'MAURIN' KATARZYNY KARPOWICZ. O WYSTAWIE W WARSZAWSKIEJ GALERII ART (KATARZYNA KARPOWICZ: 'MAURIN')
A
A
A
Kiedy idziemy ulica Dobrą od Biblioteki Uniwersytetu Warszawskiego w kierunku Galerii Art, dostrzegamy już z daleka obrazy wewnątrz galerii, ponieważ trzy boczne ściany są wielkimi oknami, co stanowi ciekawe i funkcjonalne rozwiązanie architektoniczne. Obrazy Katarzyny Karpowicz widziane z oddalenia przykuwają uwagę sylwetkami i twarzami osób, budynkami i piękną, zróżnicowaną kolorystyką, często przejawiającą się w wirujących falach. Podchodząc bliżej, widzimy, że nieduże obrazy poukładane są także we wszystkich witrynach. Każdy przechodzień ma więc wzrokowy kontakt ze sztuką Artystki.
W tym samym miejscu pojawiła się już przed dwoma laty wystawa „Srebrzysta” (sierpień 2020); obecna wystawa ma zagadkowy tytuł „Maurin” (luty 2022). W dawniej siedzibie Galerii przy Krakowskim Przedmieściu były wystawy „Niebieskie szkiełko” (grudzień 2018) oraz „Przyśniło mi się” (grudzień 2011). Dodam, że pierwszy z ponad 60 wpisów na stronie Galerii dotyczył wystawy Darka Pali z listopada 1998 roku. Skoro w znakomitej galerii regularnie odbywają się wystawy Katarzyny Karpowicz i kilku innych malarzy, może warto by podjąć wątki tworzenia i promowania sztuki.

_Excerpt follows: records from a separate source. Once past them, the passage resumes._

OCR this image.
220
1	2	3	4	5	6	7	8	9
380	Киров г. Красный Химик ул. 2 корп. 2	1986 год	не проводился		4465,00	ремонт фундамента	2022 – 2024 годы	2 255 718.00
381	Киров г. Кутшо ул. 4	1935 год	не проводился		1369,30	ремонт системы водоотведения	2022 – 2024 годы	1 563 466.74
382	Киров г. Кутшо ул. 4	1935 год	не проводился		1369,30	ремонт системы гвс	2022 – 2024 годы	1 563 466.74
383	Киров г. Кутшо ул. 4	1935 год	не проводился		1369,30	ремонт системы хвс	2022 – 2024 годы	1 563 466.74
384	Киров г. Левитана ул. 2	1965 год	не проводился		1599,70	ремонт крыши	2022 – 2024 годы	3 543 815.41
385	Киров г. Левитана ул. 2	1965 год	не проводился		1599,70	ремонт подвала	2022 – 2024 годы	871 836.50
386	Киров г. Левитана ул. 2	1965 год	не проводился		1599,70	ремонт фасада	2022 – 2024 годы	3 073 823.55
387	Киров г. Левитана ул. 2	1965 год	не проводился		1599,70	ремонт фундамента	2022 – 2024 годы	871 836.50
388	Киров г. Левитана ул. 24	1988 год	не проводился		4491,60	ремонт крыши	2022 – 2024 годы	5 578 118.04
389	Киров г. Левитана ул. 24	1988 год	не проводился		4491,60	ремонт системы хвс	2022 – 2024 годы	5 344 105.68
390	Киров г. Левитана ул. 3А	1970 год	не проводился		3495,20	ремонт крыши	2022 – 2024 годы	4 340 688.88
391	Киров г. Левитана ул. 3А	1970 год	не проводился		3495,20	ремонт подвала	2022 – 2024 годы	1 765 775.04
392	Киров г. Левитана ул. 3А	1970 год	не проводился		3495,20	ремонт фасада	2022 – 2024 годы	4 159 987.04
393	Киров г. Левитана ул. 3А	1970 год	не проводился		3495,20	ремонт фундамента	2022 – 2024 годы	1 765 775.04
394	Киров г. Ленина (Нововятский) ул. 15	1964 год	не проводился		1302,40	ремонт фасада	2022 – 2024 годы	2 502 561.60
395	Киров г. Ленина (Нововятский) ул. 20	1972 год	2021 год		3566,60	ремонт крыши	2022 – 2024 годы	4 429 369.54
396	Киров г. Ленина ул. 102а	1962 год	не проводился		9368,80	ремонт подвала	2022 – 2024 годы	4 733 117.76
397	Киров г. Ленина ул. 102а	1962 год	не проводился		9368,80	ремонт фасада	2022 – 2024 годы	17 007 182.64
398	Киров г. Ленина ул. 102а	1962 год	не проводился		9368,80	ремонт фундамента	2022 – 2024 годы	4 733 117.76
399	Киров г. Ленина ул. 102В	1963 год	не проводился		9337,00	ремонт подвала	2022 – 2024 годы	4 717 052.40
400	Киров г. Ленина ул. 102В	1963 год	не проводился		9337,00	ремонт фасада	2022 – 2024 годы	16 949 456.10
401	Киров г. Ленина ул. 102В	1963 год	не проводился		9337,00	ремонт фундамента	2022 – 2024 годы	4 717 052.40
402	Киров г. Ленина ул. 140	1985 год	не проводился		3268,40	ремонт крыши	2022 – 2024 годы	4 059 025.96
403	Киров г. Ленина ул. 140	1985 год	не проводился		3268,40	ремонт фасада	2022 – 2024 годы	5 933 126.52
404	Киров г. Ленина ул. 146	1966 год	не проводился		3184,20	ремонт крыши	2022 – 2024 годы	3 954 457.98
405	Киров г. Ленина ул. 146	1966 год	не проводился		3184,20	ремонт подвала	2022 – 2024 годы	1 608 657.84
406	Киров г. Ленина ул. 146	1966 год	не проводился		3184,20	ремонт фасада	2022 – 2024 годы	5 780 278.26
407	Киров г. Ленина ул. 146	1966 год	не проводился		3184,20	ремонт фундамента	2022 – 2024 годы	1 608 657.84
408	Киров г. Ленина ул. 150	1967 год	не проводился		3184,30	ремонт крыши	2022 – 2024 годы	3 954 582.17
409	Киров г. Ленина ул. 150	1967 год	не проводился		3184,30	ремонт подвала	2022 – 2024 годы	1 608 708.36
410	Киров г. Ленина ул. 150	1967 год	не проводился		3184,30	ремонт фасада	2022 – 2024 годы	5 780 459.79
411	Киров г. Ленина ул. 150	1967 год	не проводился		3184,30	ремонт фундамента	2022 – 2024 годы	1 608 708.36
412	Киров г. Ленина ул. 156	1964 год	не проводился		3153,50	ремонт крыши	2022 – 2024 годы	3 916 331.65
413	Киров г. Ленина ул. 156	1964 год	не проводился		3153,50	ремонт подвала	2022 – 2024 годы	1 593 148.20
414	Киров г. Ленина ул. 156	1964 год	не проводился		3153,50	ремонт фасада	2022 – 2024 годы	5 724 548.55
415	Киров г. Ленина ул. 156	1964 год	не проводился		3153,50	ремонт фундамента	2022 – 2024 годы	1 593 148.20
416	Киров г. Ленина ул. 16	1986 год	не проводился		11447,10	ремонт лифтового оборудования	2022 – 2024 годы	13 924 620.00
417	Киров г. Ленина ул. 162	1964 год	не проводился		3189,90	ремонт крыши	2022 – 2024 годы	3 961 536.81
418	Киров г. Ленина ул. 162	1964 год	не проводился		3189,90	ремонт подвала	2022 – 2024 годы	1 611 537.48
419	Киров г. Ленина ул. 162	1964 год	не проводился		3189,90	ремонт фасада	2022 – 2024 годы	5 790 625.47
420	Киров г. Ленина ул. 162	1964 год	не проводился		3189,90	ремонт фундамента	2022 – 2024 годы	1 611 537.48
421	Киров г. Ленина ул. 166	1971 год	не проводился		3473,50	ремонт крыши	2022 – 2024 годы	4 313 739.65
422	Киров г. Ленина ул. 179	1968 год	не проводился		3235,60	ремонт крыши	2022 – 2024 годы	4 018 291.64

Galeria Art działa w Elektrowni Powiśle od kilku lat, kontynuując trzydziestoletnie dzieje galerii w innej lokalizacji na Krakowskim Przedmieściu. Galerię prowadzi Wojciech Tuleya, historyk sztuki, marszand i manager. Towarzyszą mu autorka wielu biografii i wywiadów z artystami Małgorzata Czyńska oraz Wojciech Deptuła, historyk sztuki, kurator, wykładowca i były redaktor. Te trzy osoby, znane i uznane, o wieloletnich doświadczeniach i osiągnięciach, także wystawienniczych, przygotowywały nową wystawę Katarzyny Karpowicz, zadbawszy w najdrobniejszych szczegółach o takie elementy, jak oprawa i rozmieszczenie obrazów, wydanie katalogu, bogatego w reprodukcje i teksty, informacje o wystawie i artystce, zwłaszcza na stronie internetowej galerii.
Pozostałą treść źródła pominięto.